Monday, April 14, 2014

Between Home and Where I Live: Flying

           There's a moment, when a plane is barrelling down a runway, and the engines rev.  A second of energy diverted before the nose lifts up and there's no going back.  When I fly, I like to count the seconds between the flight attendants sealing the door and the roar of the engines increasing, just that little bit, to lift us off the ground and launch us into the sky at 600 miles an hour.  Somehow in my brain I have the idea that up until that second, I haven't committed to flying.  To hurtling through the air in an aluminum and steel tube from one place to another.  That there is a magic "escape" button that I could still push while the wheels are on the ground that would get me off the plane.

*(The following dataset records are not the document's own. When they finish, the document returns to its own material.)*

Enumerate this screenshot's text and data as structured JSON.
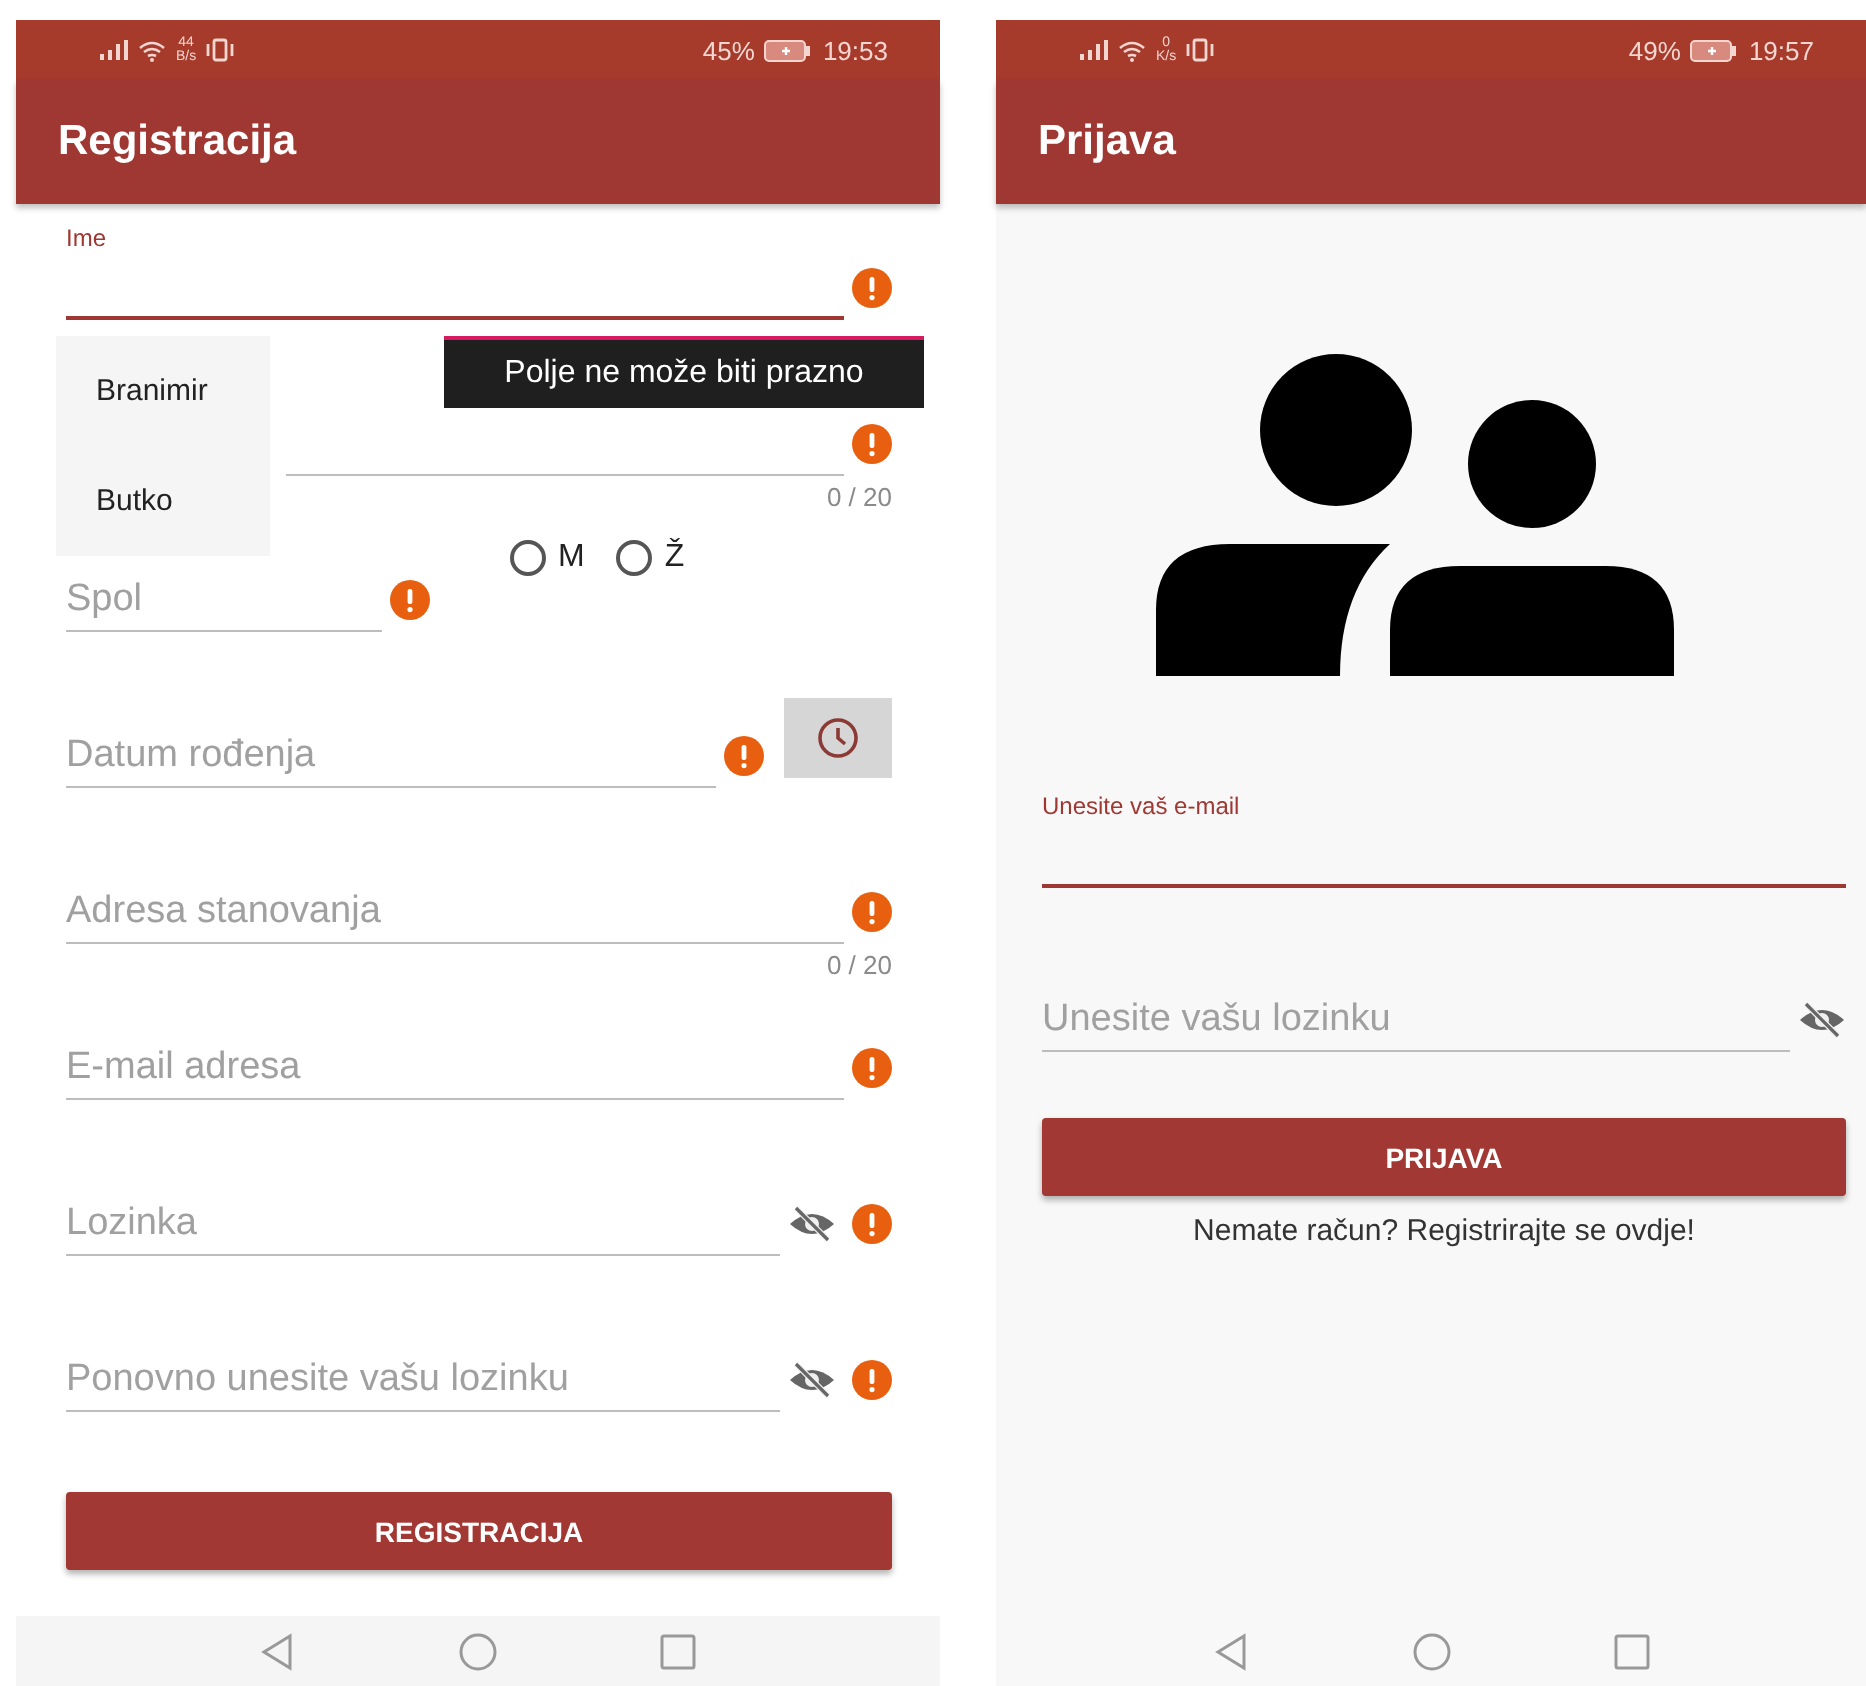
{
  "registration": {
    "status_bar": {
      "speed_value": "44",
      "speed_unit": "B/s",
      "battery": "45%",
      "time": "19:53"
    },
    "app_bar": {
      "title": "Registracija"
    },
    "fields": [
      {
        "kind": "text",
        "label": "Ime",
        "focused": true,
        "error": true
      },
      {
        "kind": "text",
        "focused": false,
        "error": true,
        "counter": "0 / 20"
      },
      {
        "kind": "gender",
        "placeholder": "Spol",
        "focused": false,
        "error": true,
        "options": [
          {
            "label": "M",
            "selected": false
          },
          {
            "label": "Ž",
            "selected": false
          }
        ]
      },
      {
        "kind": "date",
        "placeholder": "Datum rođenja",
        "focused": false,
        "error": true
      },
      {
        "kind": "text",
        "placeholder": "Adresa stanovanja",
        "focused": false,
        "error": true,
        "counter": "0 / 20"
      },
      {
        "kind": "text",
        "placeholder": "E-mail adresa",
        "focused": false,
        "error": true
      },
      {
        "kind": "password",
        "placeholder": "Lozinka",
        "focused": false,
        "error": true
      },
      {
        "kind": "password",
        "placeholder": "Ponovno unesite vašu lozinku",
        "focused": false,
        "error": true
      }
    ],
    "suggestions": [
      "Branimir",
      "Butko"
    ],
    "tooltip": "Polje ne može biti prazno",
    "button": "REGISTRACIJA"
  },
  "login": {
    "status_bar": {
      "speed_value": "0",
      "speed_unit": "K/s",
      "battery": "49%",
      "time": "19:57"
    },
    "app_bar": {
      "title": "Prijava"
    },
    "fields": [
      {
        "kind": "email",
        "label": "Unesite vaš e-mail",
        "focused": true
      },
      {
        "kind": "password",
        "placeholder": "Unesite vašu lozinku",
        "focused": false
      }
    ],
    "button": "PRIJAVA",
    "link": "Nemate račun? Registrirajte se ovdje!"
  }
}
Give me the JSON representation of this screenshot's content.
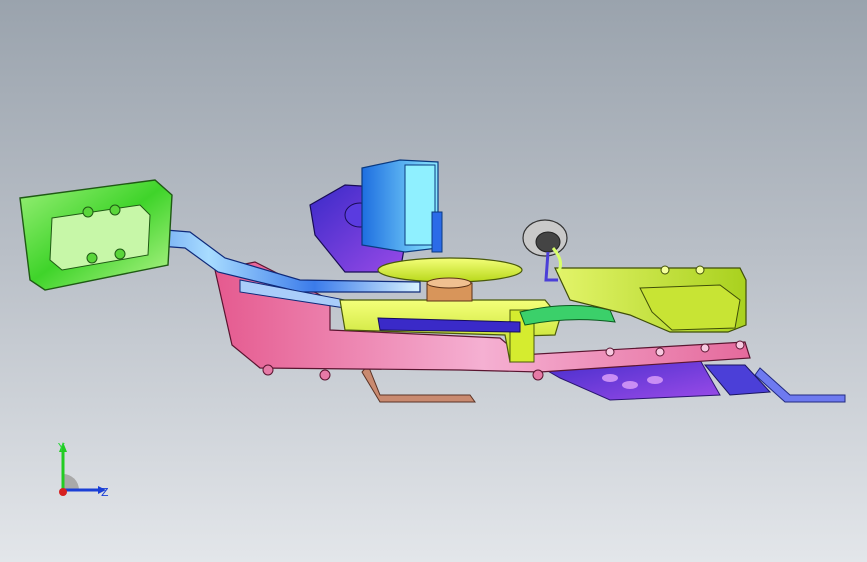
{
  "viewport": {
    "background": "gradient-gray"
  },
  "triad": {
    "y_label": "Y",
    "z_label": "Z",
    "y_color": "#22cc22",
    "z_color": "#1a3fd6",
    "x_color": "#d62020"
  },
  "model": {
    "description_icon": "cad-assembly-icon",
    "colors": {
      "pedal": "#4cd82b",
      "arm": "#3a6ee8",
      "base": "#e86a9a",
      "yellow": "#d7ee2a",
      "purple": "#7c3ae0",
      "cyan": "#49c9f0",
      "gear": "#3bd06a",
      "bronze": "#c07a3a",
      "bracket": "#8a5a40"
    }
  }
}
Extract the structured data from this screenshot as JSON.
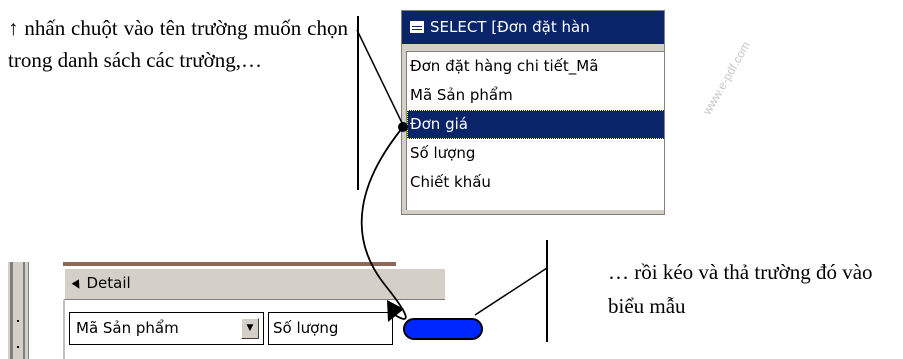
{
  "caption_left": "↑ nhấn chuột vào tên trường muốn chọn trong danh sách các trường,…",
  "caption_right": "… rồi kéo và thả trường đó vào biểu mẫu",
  "field_list": {
    "title": "SELECT [Đơn đặt hàn",
    "items": [
      {
        "label": "Đơn đặt hàng chi tiết_Mã",
        "selected": false
      },
      {
        "label": "Mã Sản phẩm",
        "selected": false
      },
      {
        "label": "Đơn giá",
        "selected": true
      },
      {
        "label": "Số lượng",
        "selected": false
      },
      {
        "label": "Chiết khấu",
        "selected": false
      }
    ]
  },
  "form_design": {
    "section_label": "Detail",
    "combo_value": "Mã Sản phẩm",
    "textbox_value": "Số lượng"
  },
  "colors": {
    "title_bar": "#0a246a",
    "selection": "#0a246a",
    "dropped_control": "#0026ff",
    "window_face": "#d4d0c8"
  }
}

          I technically know better.  The last actual moment to chicken out and bail is the second before they close that door at the end of the loading ramp.  Sealing us and our pressurized air into the tube.  Minutes, and sometimes even an hour (depending on the airport and the day) before the plane is actually in the air.  With each of those seconds that I count, I remind myself how lucky I am.  I bought  plane ticket.  I can live in one place and visit another that is half way across the country or the world.  Continents and oceans are no barriers to what I can see and where I can travel.  i have the extraordinary privelege of strapping myself to a plastic seat, and quite literally flying through the sky.  
           And yet.  The act of clicking "purchase" when buying a plane ticket is quite literally terrifying.  Because flying means a handful of things every time it happens.  Flying means that I need to leave a place that I usually like being.  Whether it's home or somewhere else.  Flying means that I need to again face my own irrational fear of literally falling out of the sky.  Flying means re-evaluating the way that I live my life, as I see it again in another light.  The light of perspective added by a new place, or an old place revisited.  Flying means embracing the unknown of the future.  The reality of not knowing what the next second or the next hour or the next week, or month or year will bring.  I know that that unknown exists in each and every second.  Waking up in an unfamiliear bed doesn't make the day less predictable than it already wasn't.
          Being alone in a new place doesn't mean that the unexpected is more likely to occur.  It just means that I am more aware of the tenous nature of our experience.  The unexpected quality of life.  The subtle balance we play between responsibility for the future, and total blindness as to what it holds is one we all hold each and every day when we get out of bed in the morning, brush our teeth and go to work, planning our next vacation day or the weekend yet to come.  
          Every time I fly, I am reminded how short the days are that I get to count as they slowly pass by.  And that is compounded whenever I fly between the city I call home, Portland OR, and wheve-ever it is that I happen to live.